Like those plucky and industrious Japanese, the Faustian animators at Pixar have assimilated another pop culture icon into their unstoppable juggernaut of cinematic domination, and no one seems to care. This time, friends, in spite of Wall-E's evident status as the CGI Messiah (seriously, you should read some of the effusive worship-schlock spilling out of the collective mouth of our nation's "critics"), I shan't be put off the scent so easily.

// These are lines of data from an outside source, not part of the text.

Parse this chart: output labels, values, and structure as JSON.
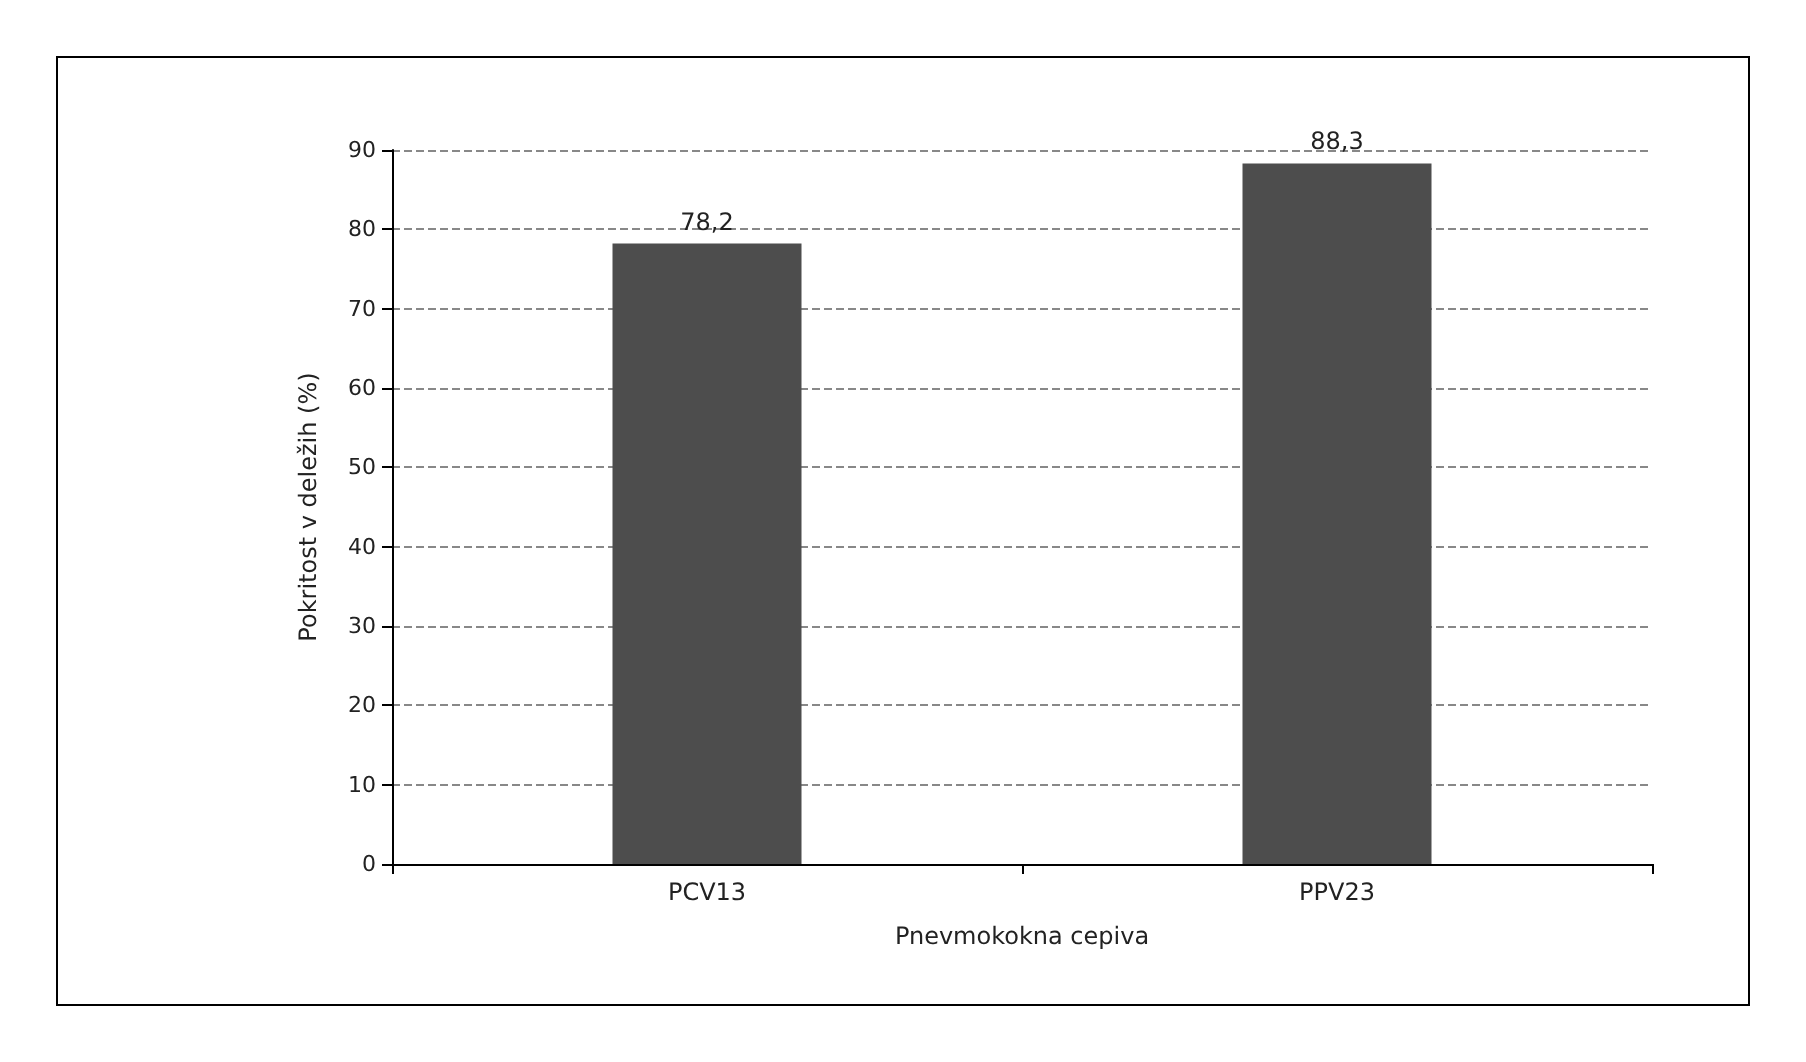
{
  "chart_data": {
    "type": "bar",
    "xlabel": "Pnevmokokna cepiva",
    "ylabel": "Pokritost v deležih (%)",
    "categories": [
      "PCV13",
      "PPV23"
    ],
    "values": [
      78.2,
      88.3
    ],
    "color": "#4d4d4d",
    "value_labels": [
      "78,2",
      "88,3"
    ],
    "ylim": [
      0,
      90
    ],
    "yticks": [
      0,
      10,
      20,
      30,
      40,
      50,
      60,
      70,
      80,
      90
    ],
    "grid": "y"
  }
}
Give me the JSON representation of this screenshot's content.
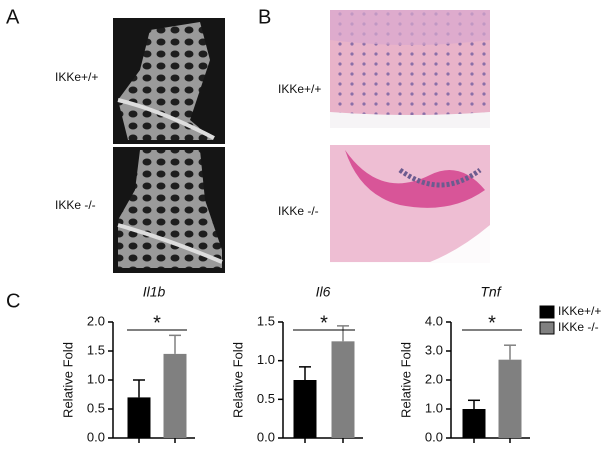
{
  "panel_labels": [
    "A",
    "B",
    "C"
  ],
  "image_labels": {
    "wild_type": "IKKe+/+",
    "knockout": "IKKe -/-"
  },
  "legend": [
    {
      "name": "IKKe+/+",
      "color": "#000000"
    },
    {
      "name": "IKKe -/-",
      "color": "#808080"
    }
  ],
  "chart_data": [
    {
      "type": "bar",
      "title": "Il1b",
      "y_label": "Relative Fold",
      "annotation": "*",
      "values": [
        0.7,
        1.45
      ],
      "errors": [
        0.3,
        0.32
      ],
      "ylim": [
        0,
        2
      ],
      "yticks": [
        {
          "value": 0,
          "label": "0.0"
        },
        {
          "value": 0.5,
          "label": "0.5"
        },
        {
          "value": 1,
          "label": "1.0"
        },
        {
          "value": 1.5,
          "label": "1.5"
        },
        {
          "value": 2,
          "label": "2.0"
        }
      ]
    },
    {
      "type": "bar",
      "title": "Il6",
      "y_label": "Relative Fold",
      "annotation": "*",
      "values": [
        0.75,
        1.25
      ],
      "errors": [
        0.17,
        0.2
      ],
      "ylim": [
        0,
        1.5
      ],
      "yticks": [
        {
          "value": 0,
          "label": "0.0"
        },
        {
          "value": 0.5,
          "label": "0.5"
        },
        {
          "value": 1,
          "label": "1.0"
        },
        {
          "value": 1.5,
          "label": "1.5"
        }
      ]
    },
    {
      "type": "bar",
      "title": "Tnf",
      "y_label": "Relative Fold",
      "annotation": "*",
      "values": [
        1.0,
        2.7
      ],
      "errors": [
        0.3,
        0.5
      ],
      "ylim": [
        0,
        4
      ],
      "yticks": [
        {
          "value": 0,
          "label": "0.0"
        },
        {
          "value": 1,
          "label": "1.0"
        },
        {
          "value": 2,
          "label": "2.0"
        },
        {
          "value": 3,
          "label": "3.0"
        },
        {
          "value": 4,
          "label": "4.0"
        }
      ]
    }
  ]
}
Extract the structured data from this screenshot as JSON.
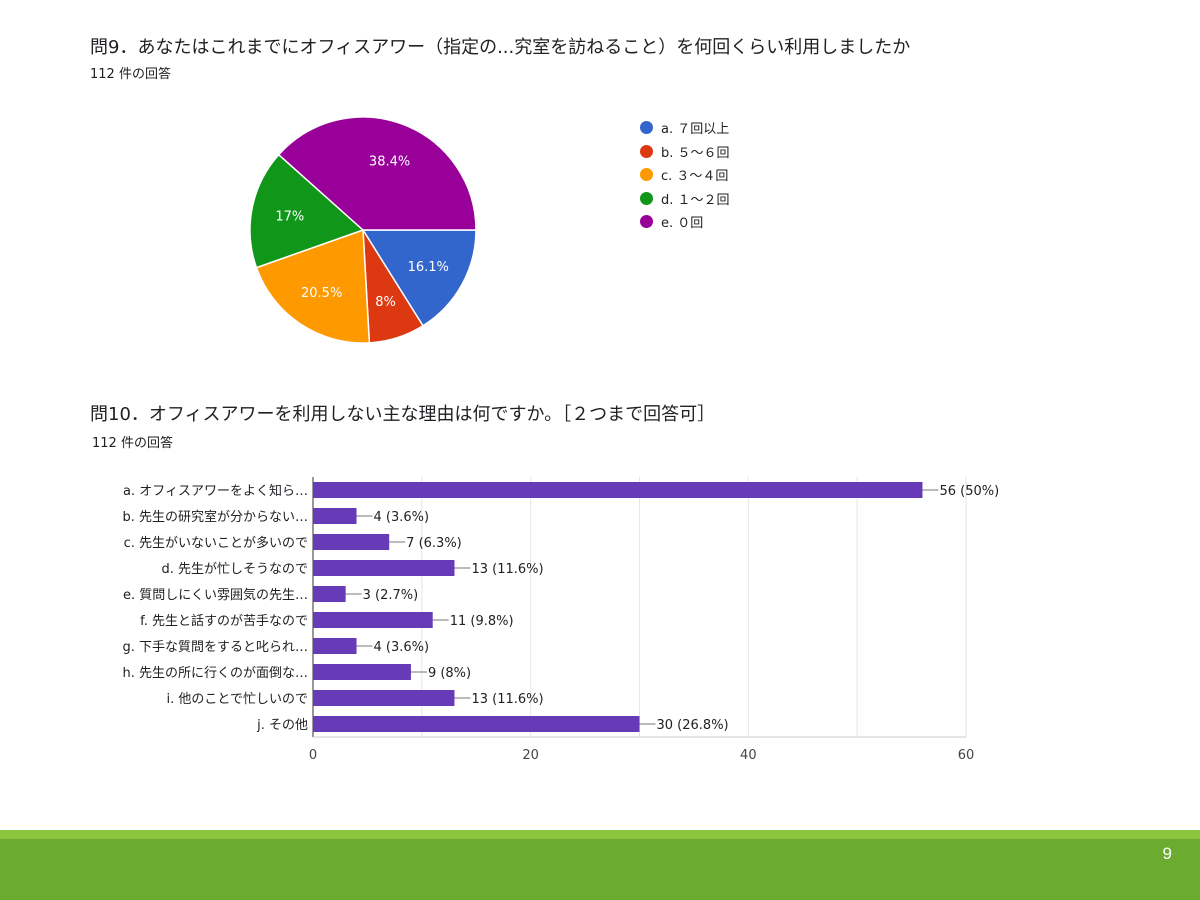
{
  "q9": {
    "title": "問9．あなたはこれまでにオフィスアワー（指定の...究室を訪ねること）を何回くらい利用しましたか",
    "count": "112 件の回答"
  },
  "q10": {
    "title": "問10．オフィスアワーを利用しない主な理由は何ですか。［２つまで回答可］",
    "count": "112 件の回答"
  },
  "page_number": "9",
  "chart_data": [
    {
      "type": "pie",
      "labels": [
        "a. ７回以上",
        "b. ５～６回",
        "c. ３～４回",
        "d. １～２回",
        "e. ０回"
      ],
      "values": [
        16.1,
        8,
        20.5,
        17,
        38.4
      ],
      "value_labels": [
        "16.1%",
        "8%",
        "20.5%",
        "17%",
        "38.4%"
      ],
      "colors": [
        "#3366cc",
        "#dc3912",
        "#ff9900",
        "#109618",
        "#990099"
      ],
      "legend_position": "right"
    },
    {
      "type": "bar",
      "orientation": "horizontal",
      "categories": [
        "a. オフィスアワーをよく知ら…",
        "b. 先生の研究室が分からない…",
        "c. 先生がいないことが多いので",
        "d. 先生が忙しそうなので",
        "e. 質問しにくい雰囲気の先生…",
        "f. 先生と話すのが苦手なので",
        "g. 下手な質問をすると叱られ…",
        "h. 先生の所に行くのが面倒な…",
        "i. 他のことで忙しいので",
        "j. その他"
      ],
      "values": [
        56,
        4,
        7,
        13,
        3,
        11,
        4,
        9,
        13,
        30
      ],
      "value_labels": [
        "56 (50%)",
        "4 (3.6%)",
        "7 (6.3%)",
        "13 (11.6%)",
        "3 (2.7%)",
        "11 (9.8%)",
        "4 (3.6%)",
        "9 (8%)",
        "13 (11.6%)",
        "30 (26.8%)"
      ],
      "xlim": [
        0,
        60
      ],
      "xticks": [
        0,
        20,
        40,
        60
      ],
      "color": "#673ab7",
      "grid": true
    }
  ]
}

I adored . . . no, ADORED the original Short Circuit movies. I memorized them and recited them in their resplendant entirety to family and friends. Along with Tim Burton's Batman and Pee-Wee's Big Adventure, the Short Circuit films supplied almost all of my conversational raw materials between the years 1985 and 1990. And I guess I'm really rather tired of Pixar's undefeated record at the box office. Is it just me, or do any of you feel even the slightest twinge of suspicion about any studio that seems incapable of producing a bad film? I mean, no artist hits the creative bullseye every time. Not even the Omnipotent Beatles were exempt from the occasional flop (QED the lackluster "You Can't Do That" and the totally indulgent "Wild Honey Pie"). And to tell the honest truth, I like the Beatles (and others) all the more for stinking up the scene once or twice during the course of their illustrious career. Sure, some would offer up A Bug's Life as Pixar's less-than-stellar follow up to the Earth-shattering genius that was Toy Story, but even Pixar's cast-off garnered a 91% fresh rating on Rotten Tomatoes.
Part of me genuinely hopes that I will find Wall-E repugnant and lame when I inevitably venture forth to see it this weekend. But the other part of me, the part that Pixar owns, clamors for more computer-animated goodness like a heroin addict with the DTs. To paraphrase the most recent installment from our good friends over at Futurama, "Love the Pixar."
Oh, and less than two weeks on the countdown and all that rot, what what.